The financial system can withstand one large institution being brought down, but if many large financial institutions are shut down by a cyberattack, the disruption could last for weeks, he said.
Also, if attackers strike during a particularly volatile period in the market – for example, on one of the “triple” Fridays that occur each quarter when stock options, futures Stock index and stock index options both expire on the same day – the effect can be amplified.
Such an attack would require skill, resources and coordination, something that the opponent has so far failed to demonstrate. Most cyberattacks against financial institutions to date have involved the theft of bank card numbers and account credentials by criminals; Although a number of incidents involving national-backed organizations have occurred, they have all had scope and impact.
In late 2011, Iranian hackers affiliated with the Islamic Revolutionary Guard Corps launched a months-long denial of service campaign against dozens of American financial institutions, including American Express, JPMorgan and Wells Fargo, according to Justice Department documents. The attacks disabled banking websites and locked out hundreds of thousands of customers from online accounts. And in 2016, North Korea-linked hackers broke into Bangladesh Bank and obtained employee credentials to steal $951 million via the Swift network, a messaging system used by financial institutions. finance use. They succeeded in grossing $81 million.
However, more sophisticated and destructive attacks are not out of the question. The New York Cyber Task Force – a group of government and private industry experts convened by Columbia University and led by Mr Rattray – considered a “serious but reasonable” scenario involving to many financial institutions. In the theoretical scenario, described in a report released by the task force this year, North Korean hackers compromised with a third-party service provider, such as a cloud computing company. , to hack into the network of a financial institution and install a self-propagating digital worm. delete data. When other financial institutions communicate with the infected bank, the wiper spreads to their network as well. The scenario highlights how quickly an attack can happen, and how financial institutions focus on protecting their networks from adversaries that could miss the risk of being compromised by their networks. reliable partners.
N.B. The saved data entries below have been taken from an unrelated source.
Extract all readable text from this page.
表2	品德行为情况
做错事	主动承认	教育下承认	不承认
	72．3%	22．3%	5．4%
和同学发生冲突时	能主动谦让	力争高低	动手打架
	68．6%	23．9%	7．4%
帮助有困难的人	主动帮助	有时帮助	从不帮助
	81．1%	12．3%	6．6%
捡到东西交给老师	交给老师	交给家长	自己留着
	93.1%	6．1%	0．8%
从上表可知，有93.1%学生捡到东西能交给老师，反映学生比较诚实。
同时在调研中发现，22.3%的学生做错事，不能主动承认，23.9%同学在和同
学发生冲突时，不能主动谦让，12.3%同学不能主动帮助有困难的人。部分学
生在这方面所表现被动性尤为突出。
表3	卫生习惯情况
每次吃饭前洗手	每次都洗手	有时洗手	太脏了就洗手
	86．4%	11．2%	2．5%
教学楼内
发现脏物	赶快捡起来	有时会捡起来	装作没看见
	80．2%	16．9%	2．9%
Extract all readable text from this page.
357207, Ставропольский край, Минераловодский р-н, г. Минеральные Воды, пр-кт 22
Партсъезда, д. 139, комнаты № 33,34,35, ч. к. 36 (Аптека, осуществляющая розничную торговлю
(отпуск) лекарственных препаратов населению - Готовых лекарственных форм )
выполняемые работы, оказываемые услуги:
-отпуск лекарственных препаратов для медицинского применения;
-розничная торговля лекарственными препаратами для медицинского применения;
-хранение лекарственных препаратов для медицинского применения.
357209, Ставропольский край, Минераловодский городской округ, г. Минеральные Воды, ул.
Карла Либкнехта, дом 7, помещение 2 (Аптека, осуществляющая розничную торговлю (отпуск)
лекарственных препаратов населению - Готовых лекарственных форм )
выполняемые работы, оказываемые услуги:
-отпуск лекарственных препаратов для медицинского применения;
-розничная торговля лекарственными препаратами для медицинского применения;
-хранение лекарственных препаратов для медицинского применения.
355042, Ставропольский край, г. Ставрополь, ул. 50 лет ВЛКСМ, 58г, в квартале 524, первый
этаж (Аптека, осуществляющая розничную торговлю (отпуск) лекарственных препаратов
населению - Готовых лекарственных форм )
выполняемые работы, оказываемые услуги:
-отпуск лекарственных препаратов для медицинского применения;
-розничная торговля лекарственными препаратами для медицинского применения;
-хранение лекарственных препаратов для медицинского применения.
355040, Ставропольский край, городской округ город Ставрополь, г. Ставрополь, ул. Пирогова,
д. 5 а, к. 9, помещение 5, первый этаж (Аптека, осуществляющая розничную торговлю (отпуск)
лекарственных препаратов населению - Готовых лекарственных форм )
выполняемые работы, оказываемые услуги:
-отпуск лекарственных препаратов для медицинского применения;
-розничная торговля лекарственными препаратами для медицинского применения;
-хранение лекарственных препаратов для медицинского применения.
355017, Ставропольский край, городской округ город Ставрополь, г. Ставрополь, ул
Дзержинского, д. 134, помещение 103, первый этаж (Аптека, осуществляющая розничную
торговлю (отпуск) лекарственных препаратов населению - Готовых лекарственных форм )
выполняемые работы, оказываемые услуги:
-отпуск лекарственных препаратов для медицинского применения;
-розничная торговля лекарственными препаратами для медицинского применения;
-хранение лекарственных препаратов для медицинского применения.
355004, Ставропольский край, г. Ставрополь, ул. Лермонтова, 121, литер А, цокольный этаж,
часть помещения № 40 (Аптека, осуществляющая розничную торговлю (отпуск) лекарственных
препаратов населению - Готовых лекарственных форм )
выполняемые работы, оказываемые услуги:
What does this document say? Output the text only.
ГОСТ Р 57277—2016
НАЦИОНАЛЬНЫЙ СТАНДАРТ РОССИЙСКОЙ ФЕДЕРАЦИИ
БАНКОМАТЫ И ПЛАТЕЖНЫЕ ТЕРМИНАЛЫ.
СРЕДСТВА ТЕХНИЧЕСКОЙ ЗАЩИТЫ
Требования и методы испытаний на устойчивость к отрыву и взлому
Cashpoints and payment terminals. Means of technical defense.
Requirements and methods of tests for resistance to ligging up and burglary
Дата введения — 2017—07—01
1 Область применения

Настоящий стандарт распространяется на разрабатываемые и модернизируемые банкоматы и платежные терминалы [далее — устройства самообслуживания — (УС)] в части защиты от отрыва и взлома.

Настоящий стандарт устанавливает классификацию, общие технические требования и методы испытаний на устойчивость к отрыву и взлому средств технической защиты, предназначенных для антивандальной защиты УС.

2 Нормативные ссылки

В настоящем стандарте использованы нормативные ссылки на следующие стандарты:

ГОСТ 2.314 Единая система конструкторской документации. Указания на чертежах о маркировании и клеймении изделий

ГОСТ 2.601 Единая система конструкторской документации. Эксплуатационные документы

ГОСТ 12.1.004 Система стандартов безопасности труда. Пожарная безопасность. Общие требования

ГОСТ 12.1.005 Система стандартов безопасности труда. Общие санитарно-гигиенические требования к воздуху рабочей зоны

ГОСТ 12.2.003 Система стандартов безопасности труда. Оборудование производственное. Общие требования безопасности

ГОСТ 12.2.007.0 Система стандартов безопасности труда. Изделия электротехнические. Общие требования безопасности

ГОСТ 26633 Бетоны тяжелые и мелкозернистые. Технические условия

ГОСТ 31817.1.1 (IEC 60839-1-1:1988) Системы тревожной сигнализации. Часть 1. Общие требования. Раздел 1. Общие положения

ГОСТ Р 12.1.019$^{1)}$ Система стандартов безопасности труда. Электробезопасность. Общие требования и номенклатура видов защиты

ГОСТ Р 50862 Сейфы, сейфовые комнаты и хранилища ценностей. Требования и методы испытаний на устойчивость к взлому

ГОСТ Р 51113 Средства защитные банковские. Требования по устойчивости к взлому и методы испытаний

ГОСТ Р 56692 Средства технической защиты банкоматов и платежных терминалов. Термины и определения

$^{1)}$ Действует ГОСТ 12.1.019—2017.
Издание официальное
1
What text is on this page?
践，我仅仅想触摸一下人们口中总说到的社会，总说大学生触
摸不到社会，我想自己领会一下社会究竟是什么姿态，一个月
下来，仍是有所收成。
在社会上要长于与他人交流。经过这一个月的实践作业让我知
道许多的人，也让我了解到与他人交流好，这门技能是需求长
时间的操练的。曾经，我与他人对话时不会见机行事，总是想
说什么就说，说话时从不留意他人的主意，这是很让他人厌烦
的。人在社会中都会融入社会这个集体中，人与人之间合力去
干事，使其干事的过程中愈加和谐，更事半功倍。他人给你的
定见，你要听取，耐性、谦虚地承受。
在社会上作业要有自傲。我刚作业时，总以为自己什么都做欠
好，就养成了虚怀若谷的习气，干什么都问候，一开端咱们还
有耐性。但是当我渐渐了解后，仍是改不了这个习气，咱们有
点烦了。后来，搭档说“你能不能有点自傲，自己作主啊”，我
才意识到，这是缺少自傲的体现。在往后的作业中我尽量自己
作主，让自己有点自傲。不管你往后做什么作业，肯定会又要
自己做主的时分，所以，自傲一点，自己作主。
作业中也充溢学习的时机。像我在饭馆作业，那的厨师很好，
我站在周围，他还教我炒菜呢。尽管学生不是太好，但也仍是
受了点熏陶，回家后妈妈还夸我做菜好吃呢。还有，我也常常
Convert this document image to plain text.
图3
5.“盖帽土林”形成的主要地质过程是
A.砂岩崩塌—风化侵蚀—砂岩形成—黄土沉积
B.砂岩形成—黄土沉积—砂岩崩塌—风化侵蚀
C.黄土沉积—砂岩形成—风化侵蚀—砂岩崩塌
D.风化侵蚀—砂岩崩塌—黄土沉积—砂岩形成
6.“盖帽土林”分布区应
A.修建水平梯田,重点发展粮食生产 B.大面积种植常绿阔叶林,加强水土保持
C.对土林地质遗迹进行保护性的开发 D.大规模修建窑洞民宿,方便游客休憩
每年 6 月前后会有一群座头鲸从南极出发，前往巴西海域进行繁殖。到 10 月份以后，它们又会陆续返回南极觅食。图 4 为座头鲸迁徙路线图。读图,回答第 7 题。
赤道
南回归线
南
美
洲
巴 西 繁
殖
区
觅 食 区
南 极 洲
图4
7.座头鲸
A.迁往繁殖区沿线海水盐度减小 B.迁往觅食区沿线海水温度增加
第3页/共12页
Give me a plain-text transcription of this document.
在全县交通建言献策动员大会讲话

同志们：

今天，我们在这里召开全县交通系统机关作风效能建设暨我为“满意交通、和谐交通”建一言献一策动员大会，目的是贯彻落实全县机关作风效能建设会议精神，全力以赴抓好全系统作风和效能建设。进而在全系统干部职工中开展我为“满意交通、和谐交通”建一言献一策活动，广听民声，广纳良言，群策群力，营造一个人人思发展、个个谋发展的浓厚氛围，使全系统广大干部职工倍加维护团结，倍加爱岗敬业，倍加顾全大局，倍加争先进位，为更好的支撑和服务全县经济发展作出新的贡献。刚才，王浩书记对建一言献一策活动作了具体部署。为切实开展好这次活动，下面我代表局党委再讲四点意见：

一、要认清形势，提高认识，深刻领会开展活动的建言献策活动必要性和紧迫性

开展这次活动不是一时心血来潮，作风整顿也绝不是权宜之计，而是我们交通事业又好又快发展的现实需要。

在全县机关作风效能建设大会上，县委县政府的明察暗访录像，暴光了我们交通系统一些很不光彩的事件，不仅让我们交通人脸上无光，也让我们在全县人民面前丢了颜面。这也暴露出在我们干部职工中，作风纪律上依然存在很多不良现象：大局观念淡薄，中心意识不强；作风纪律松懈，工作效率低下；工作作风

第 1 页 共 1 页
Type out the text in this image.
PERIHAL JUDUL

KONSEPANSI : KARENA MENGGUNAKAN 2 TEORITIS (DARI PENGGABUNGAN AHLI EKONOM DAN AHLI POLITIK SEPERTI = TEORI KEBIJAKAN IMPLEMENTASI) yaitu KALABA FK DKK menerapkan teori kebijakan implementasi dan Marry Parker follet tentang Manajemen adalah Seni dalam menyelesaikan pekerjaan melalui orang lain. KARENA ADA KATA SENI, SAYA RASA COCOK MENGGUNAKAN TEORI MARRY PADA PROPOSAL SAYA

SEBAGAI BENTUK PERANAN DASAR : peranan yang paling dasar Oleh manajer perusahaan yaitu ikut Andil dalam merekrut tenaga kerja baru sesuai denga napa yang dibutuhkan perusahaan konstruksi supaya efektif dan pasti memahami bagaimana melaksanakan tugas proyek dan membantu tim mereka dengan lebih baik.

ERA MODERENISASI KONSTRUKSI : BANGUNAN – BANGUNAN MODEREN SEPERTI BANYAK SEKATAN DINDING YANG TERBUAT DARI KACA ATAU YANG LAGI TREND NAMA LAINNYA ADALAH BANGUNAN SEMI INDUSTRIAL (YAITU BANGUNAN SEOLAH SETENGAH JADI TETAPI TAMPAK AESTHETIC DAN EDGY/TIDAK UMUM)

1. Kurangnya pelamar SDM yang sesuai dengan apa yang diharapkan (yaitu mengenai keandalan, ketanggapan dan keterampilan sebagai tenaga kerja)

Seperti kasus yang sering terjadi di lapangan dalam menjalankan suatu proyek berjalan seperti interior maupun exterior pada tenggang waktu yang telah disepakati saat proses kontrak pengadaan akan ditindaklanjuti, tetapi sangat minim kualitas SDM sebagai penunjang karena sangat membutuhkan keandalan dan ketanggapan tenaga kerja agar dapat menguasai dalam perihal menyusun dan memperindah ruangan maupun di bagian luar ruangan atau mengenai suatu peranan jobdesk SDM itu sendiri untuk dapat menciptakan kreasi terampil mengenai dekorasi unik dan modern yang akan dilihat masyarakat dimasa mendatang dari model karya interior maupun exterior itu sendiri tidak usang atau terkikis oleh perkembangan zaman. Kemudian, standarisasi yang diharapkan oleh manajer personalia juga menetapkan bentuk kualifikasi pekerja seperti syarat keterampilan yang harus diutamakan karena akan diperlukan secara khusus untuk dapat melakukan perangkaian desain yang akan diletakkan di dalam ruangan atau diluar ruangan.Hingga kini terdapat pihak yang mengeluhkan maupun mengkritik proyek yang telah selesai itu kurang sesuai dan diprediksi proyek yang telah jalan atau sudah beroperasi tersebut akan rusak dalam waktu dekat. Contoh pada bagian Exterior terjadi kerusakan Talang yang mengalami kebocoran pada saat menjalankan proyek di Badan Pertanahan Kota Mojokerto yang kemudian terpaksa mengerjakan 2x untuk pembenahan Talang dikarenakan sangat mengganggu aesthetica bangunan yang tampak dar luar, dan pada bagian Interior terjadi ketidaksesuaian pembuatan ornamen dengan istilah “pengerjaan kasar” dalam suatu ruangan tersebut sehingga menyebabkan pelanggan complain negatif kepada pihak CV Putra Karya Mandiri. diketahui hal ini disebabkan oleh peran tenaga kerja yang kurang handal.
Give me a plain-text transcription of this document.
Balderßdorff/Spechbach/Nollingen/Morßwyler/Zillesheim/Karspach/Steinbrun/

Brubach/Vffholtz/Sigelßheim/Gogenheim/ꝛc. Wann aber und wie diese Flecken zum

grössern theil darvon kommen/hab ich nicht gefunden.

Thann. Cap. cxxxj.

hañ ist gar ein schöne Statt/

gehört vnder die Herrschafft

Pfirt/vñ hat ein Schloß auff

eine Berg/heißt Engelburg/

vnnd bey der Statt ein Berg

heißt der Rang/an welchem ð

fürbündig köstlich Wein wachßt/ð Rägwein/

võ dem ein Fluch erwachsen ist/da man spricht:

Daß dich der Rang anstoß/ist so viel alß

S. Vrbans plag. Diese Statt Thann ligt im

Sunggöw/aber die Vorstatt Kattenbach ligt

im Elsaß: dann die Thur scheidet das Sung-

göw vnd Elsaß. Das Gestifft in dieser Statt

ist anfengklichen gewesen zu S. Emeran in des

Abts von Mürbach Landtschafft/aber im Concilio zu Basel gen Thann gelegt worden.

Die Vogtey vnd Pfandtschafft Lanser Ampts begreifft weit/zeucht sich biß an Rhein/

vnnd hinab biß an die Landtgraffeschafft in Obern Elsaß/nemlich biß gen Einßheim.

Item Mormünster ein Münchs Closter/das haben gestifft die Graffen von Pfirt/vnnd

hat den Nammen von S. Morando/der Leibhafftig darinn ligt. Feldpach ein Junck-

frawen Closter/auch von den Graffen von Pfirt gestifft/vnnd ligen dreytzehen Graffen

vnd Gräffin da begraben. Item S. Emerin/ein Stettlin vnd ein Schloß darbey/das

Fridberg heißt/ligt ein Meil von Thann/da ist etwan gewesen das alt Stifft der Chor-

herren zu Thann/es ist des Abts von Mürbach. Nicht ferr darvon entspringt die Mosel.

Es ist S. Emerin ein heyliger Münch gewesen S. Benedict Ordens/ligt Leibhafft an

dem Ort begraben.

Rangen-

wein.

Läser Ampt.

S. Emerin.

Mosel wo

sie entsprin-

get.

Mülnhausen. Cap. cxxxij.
If this situation turns out to be as the task force imagines, an initiative called Sheltered Harbor should help address at least the loss of data. The program, launched by the industry in 2015, is designed to protect banks from losing valuable data due to cyber attacks – participating banks’ data is encrypted and backed up on a daily basis. date to secure offline storage so that if data is deleted or changed or access to it is blocked, it can be restored.
It’s not just about banking
Under a 2013 White House executive order, the Department of Homeland Security was required to identify critical infrastructure where a cybersecurity incident could have “catastrophic regional or national effects on to public health or safety, economic security or national security”. In the financial sector, DHS and the Treasury Department identified more than two dozen key financial institutions that fit the description, according to the sources, who spoke on condition of anonymity because of the sensitive information.